Correctional Institute

Bulloch County Correctional Institute

Chris Hill, Warden
17301 U.S. Highway 301 North
Statesboro, Georgia 30458
Phone: (912) 764-6217
Fax: (912) 489-1366

Mission, Profile and Issues

To provide safe and secure prisoner housing primarily for state inmates under contract with the Georgia Department of Corrections, and for a limited number of county inmates; to provide an inmate labor force working daily for county departments including public works, solid waste, recreation and facilities management, and for other agencies on request.

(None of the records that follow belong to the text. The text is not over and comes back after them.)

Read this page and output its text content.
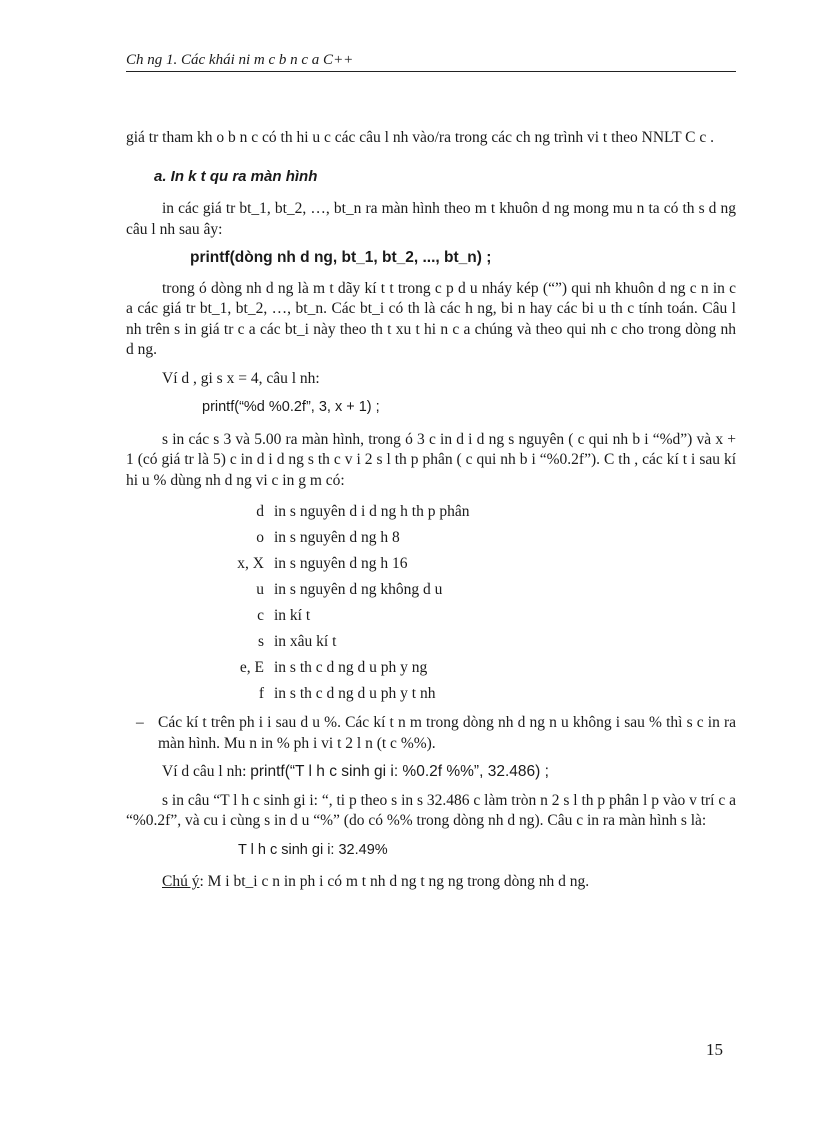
Ch ng 1. Các khái ni m c b n c a C++

giá tr tham kh o b n c có th hi u c các câu l nh vào/ra trong các ch ng trình vi t theo NNLT C c .

a. In k t qu ra màn hình

in các giá tr bt_1, bt_2, …, bt_n ra màn hình theo m t khuôn d ng mong mu n ta có th s d ng câu l nh sau ây:

printf(dòng nh d ng, bt_1, bt_2, ..., bt_n) ;

trong ó dòng nh d ng là m t dãy kí t t trong c p d u nháy kép (“”) qui nh khuôn d ng c n in c a các giá tr bt_1, bt_2, …, bt_n. Các bt_i có th là các h ng, bi n hay các bi u th c tính toán. Câu l nh trên s in giá tr c a các bt_i này theo th t xu t hi n c a chúng và theo qui nh c cho trong dòng nh d ng.

Ví d , gi s x = 4, câu l nh:

printf(“%d %0.2f”, 3, x + 1) ;

s in các s 3 và 5.00 ra màn hình, trong ó 3 c in d i d ng s nguyên ( c qui nh b i “%d”) và x + 1 (có giá tr là 5) c in d i d ng s th c v i 2 s l th p phân ( c qui nh b i “%0.2f”). C th , các kí t i sau kí hi u % dùng nh d ng vi c in g m có:

d in s nguyên d i d ng h th p phân
o in s nguyên d ng h 8
x, X in s nguyên d ng h 16
u in s nguyên d ng không d u
c in kí t
s in xâu kí t
e, E in s th c d ng d u ph y ng
f in s th c d ng d u ph y t nh
– Các kí t trên ph i i sau d u %. Các kí t n m trong dòng nh d ng n u không i sau % thì s c in ra màn hình. Mu n in % ph i vi t 2 l n (t c %%).

Ví d câu l nh: printf(“T l h c sinh gi i: %0.2f %%”, 32.486) ;

s in câu “T l h c sinh gi i: “, ti p theo s in s 32.486 c làm tròn n 2 s l th p phân l p vào v trí c a “%0.2f”, và cu i cùng s in d u “%” (do có %% trong dòng nh d ng). Câu c in ra màn hình s là:

T l h c sinh gi i: 32.49%

Chú ý: M i bt_i c n in ph i có m t nh d ng t ng ng trong dòng nh d ng.

15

Since 1946, this facility has been used as a work camp primarily for state prisoners (147 of the 170 prisoners housed are state prisoners). Additional costs for these inmates are allocated through other budget divisions where correctional officers supervise their work. Therefore, this budget division principally reflects the costs for basic housing, in-house supervision and facility care. However, the camp does place additional focus on anti- recidivist behavior. According to an internal inmate labor study, the labor provided returns approximately $3.0 million dollars of net value to the county citizens, which is equivalent to 1.8 mill of tax levy. Like the county jail, there are also increasing cost impacts related to inmate medical care. These activities include the transport of prisoners, substance abusers and mental patients to and from medical care facilities. Such transport is mandated by the criminal justice system, as is the cost of inmate medical care. While Bulloch County insures itself from catastrophic risk and provides lower level nursing care, medical and dental care for inmates having higher level conditions remain the financial responsibility of the county. Another similar issue is the housing of state prisoners. The State of Georgia, by mandate provides reimbursements of $20 per day for state inmates housed in county jails. This rate provides less than two-thirds of the total cost. Further, the state does not provide timely reimbursement, thus shifting the financial responsibilities to counties.

Correctional Officers typically work a 12 hour shift on a continuous 6:00 AM/PM rotation. A minimum of three officers are at the facility at all times to perform shakedowns, to maintain buildings, for transport and to check security. Average ratio for work details are 3 inmates to 1 guard, with not more than 12. Security level determines which inmates do what type of work.